NASA is already developing its next generation of space telescopes that will scan the stars for Earth 2.0. But while these telescopes will be more sophisticated, scientists say they won’t be looking deeper into space. Instead they will be looking closer to home.
In 2017, NASA will launch the Transiting Exoplanet Survey Satellite. The satellite will succeed Kepler – which is aging and survived a recent, scary breakdown in its stabilizing equipment – and continue scanning the sky for transiting signals.
The two-year TESS mission will monitor the hundreds of thousands of stars Kepler may have missed because the planets were orbiting stars so bright they were lost in the star’s glare. These include Earth-like planets that may be much closer to home than Kepler-452b, which is roughly 1,400 light-years away.

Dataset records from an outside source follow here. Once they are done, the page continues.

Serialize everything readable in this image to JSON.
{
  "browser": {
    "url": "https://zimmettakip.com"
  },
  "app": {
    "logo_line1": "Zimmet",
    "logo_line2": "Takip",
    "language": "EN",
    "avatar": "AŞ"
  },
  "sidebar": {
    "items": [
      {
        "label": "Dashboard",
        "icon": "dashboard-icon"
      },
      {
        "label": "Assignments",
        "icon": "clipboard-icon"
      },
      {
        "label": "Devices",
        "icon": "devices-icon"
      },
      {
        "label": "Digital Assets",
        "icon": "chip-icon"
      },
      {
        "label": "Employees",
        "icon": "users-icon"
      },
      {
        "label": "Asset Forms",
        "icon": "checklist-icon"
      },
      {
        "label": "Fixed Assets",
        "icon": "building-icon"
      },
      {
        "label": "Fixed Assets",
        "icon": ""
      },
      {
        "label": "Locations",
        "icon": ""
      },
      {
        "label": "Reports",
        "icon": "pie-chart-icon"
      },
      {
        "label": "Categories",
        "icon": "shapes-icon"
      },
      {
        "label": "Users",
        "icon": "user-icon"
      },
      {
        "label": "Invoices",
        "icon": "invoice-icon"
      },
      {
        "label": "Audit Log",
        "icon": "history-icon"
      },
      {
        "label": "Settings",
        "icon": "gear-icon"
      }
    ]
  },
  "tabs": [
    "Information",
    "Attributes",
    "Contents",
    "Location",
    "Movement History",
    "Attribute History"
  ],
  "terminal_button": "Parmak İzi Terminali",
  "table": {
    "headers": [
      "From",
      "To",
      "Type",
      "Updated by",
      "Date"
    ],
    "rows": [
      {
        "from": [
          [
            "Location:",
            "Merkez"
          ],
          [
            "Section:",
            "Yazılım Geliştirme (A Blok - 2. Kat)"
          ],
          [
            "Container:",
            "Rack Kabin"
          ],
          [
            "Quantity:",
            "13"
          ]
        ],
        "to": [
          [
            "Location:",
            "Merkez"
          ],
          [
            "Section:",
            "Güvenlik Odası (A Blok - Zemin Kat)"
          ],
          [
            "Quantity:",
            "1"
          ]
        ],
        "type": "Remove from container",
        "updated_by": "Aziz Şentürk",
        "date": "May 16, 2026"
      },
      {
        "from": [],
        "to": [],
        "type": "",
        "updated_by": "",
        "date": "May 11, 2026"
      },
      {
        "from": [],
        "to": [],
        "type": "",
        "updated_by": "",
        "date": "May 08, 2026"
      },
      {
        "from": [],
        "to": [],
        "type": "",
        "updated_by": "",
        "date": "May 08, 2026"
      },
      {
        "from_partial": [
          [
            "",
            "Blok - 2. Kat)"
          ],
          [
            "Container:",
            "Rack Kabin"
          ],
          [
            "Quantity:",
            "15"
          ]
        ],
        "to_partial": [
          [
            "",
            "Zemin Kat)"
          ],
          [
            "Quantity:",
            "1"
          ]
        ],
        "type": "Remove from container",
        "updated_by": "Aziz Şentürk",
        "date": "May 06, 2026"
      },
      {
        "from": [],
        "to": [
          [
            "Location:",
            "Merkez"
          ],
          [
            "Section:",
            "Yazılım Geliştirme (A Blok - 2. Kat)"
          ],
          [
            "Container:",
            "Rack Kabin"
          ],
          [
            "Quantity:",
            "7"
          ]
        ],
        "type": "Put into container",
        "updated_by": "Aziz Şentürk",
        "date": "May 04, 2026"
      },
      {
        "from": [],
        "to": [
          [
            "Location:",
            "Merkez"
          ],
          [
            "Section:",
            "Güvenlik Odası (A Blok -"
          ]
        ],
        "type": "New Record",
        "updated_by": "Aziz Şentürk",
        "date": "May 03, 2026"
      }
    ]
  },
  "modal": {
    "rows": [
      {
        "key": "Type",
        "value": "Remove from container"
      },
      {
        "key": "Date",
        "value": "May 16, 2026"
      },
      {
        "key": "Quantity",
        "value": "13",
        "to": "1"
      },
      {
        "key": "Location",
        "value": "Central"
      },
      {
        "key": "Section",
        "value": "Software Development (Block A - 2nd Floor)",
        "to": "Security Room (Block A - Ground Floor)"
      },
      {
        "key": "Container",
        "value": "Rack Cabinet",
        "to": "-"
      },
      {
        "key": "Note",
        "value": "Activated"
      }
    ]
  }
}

“No ground-based survey can achieve this feat,” says NASA on the TESS website.
The real breakthrough could come with the telescope scheduled to be launched in October 2018: the James Webb Space Telescope. Named after the former NASA administrator James Webb, the large infrared telescope will be able to analyze the atmospheres of exoplanets using a technique called spectroscopy.
According to the JWST website, the telescope will carry coronagraphs “to enable direct imaging of exoplanets near bright stars.”
“The image of an exoplanet would just be a spot, not a grand panorama, but by studying that spot, we can learn a great deal about it,” the website continues. “That includes its color, differences between winter and summer, vegetation, rotation [and] weather.”
Scientists are hoping the tag-team of the TESS and the JWST will, for the next few decades, identify and closely examine Earth-like planets that may be more easily explored by future generations.
“TESS will provide prime targets for further, more detailed characterization with the [JWST],” says NASA on the TESS website. “TESS's legacy will be a catalog of the nearest and brightest stars hosting transiting exoplanets, which will comprise the most favorable targets for detailed investigations in the coming decades.”
Coughlin said the next great discovery would be of a planet similar to Kepler-452b that’s closer to Earth.
“If we can find those planets, that gives humankind something to shoot for, and a generation from now may be able to reach that,” he added.
Today the Kepler team is savoring the discovery of Earth’s cousin. John Grunsfeld, associate administrator for NASA’s Science Mission Directorate, told reporters during the conference call that they’re optimistic they’ll find a much closer relation soon.
“It’s an unfolding story,” he said. “We’re getting closer and closer to finding a twin like the Earth.”